Applying Low-pass and High-pass Filters to the Original Signal

Resource Overview

In the one-level wavelet decomposition process, the original signal undergoes low-pass and high-pass filtering respectively, followed by binary downsampling to obtain low-frequency and high-frequency coefficients (also referred to as approximation and detail coefficients). Multi-level decomposition recursively applies the same wavelet decomposition to the low-frequency coefficients obtained from the previous level, enabling hierarchical signal analysis.

Detailed Documentation

The one-level wavelet decomposition process involves first applying low-pass and high-pass filters to the original signal separately, followed by binary downsampling for each filtered output. This yields two sets of coefficients: low-frequency (approximation) and high-frequency (detail) coefficients. Multi-level decomposition extends this process recursively by applying wavelet decomposition to the low-frequency coefficients obtained from the previous level. Through this hierarchical approach, increasingly detailed information can be extracted from the signal, resulting in more comprehensive analysis outcomes.

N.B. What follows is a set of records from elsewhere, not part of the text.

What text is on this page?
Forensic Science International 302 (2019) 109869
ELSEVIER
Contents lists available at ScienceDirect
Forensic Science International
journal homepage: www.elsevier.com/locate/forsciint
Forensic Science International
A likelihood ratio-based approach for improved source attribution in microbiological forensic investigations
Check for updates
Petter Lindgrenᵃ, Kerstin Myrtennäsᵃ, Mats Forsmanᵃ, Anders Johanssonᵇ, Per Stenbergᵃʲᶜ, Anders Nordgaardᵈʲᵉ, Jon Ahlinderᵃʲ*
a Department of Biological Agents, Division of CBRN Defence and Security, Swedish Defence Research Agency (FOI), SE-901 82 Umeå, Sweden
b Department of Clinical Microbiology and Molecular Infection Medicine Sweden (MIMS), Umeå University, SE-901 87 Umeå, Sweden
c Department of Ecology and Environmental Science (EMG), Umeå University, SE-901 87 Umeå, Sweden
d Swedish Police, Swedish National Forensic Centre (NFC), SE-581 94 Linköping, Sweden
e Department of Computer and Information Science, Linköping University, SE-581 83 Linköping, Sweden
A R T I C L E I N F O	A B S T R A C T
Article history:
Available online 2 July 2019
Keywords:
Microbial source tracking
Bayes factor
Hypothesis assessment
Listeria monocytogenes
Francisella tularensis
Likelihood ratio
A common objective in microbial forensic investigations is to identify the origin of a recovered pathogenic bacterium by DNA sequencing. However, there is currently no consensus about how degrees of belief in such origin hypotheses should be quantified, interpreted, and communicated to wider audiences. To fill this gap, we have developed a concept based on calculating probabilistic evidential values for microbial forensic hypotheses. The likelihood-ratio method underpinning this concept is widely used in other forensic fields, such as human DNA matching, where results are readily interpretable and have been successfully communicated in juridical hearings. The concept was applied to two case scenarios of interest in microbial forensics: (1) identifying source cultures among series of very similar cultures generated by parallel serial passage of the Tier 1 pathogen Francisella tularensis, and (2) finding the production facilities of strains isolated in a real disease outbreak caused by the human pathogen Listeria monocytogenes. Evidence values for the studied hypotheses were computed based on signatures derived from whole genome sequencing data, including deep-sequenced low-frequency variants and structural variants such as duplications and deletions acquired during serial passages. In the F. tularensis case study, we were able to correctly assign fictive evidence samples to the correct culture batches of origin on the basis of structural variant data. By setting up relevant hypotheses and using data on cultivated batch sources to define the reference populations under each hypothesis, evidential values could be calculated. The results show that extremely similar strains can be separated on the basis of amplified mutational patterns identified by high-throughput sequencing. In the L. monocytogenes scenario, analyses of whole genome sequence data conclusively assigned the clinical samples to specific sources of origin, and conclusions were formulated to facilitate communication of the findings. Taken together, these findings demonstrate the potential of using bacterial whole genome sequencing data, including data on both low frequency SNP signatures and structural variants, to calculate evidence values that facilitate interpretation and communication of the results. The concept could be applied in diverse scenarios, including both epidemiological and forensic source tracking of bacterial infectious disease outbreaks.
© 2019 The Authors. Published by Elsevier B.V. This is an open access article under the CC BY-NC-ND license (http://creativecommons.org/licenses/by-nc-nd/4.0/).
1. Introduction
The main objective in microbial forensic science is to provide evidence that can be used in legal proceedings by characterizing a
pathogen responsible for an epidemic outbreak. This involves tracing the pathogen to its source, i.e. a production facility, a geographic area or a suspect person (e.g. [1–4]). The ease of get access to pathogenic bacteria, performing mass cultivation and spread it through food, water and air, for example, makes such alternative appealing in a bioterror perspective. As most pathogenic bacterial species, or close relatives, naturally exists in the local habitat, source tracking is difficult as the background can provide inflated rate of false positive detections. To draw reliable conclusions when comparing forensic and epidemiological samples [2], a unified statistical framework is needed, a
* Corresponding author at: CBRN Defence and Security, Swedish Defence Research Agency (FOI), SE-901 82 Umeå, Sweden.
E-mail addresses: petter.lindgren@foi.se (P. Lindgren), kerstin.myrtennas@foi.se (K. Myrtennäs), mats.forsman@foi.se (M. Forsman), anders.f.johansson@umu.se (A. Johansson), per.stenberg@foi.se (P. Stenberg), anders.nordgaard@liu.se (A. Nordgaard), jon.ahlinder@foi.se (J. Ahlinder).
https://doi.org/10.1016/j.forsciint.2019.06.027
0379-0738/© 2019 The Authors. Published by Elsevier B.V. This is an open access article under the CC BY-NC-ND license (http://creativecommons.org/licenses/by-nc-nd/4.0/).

From an implementation perspective, this process typically utilizes filter banks with specific wavelet functions (like Daubechies or Haar wavelets). The filtering operation can be implemented using convolution between the signal and wavelet filters, while downsampling reduces the signal length by half by retaining every other sample. In programming terms, this decomposition can be efficiently computed using pyramid algorithms that maintain computational efficiency through iterative processing of approximation coefficients.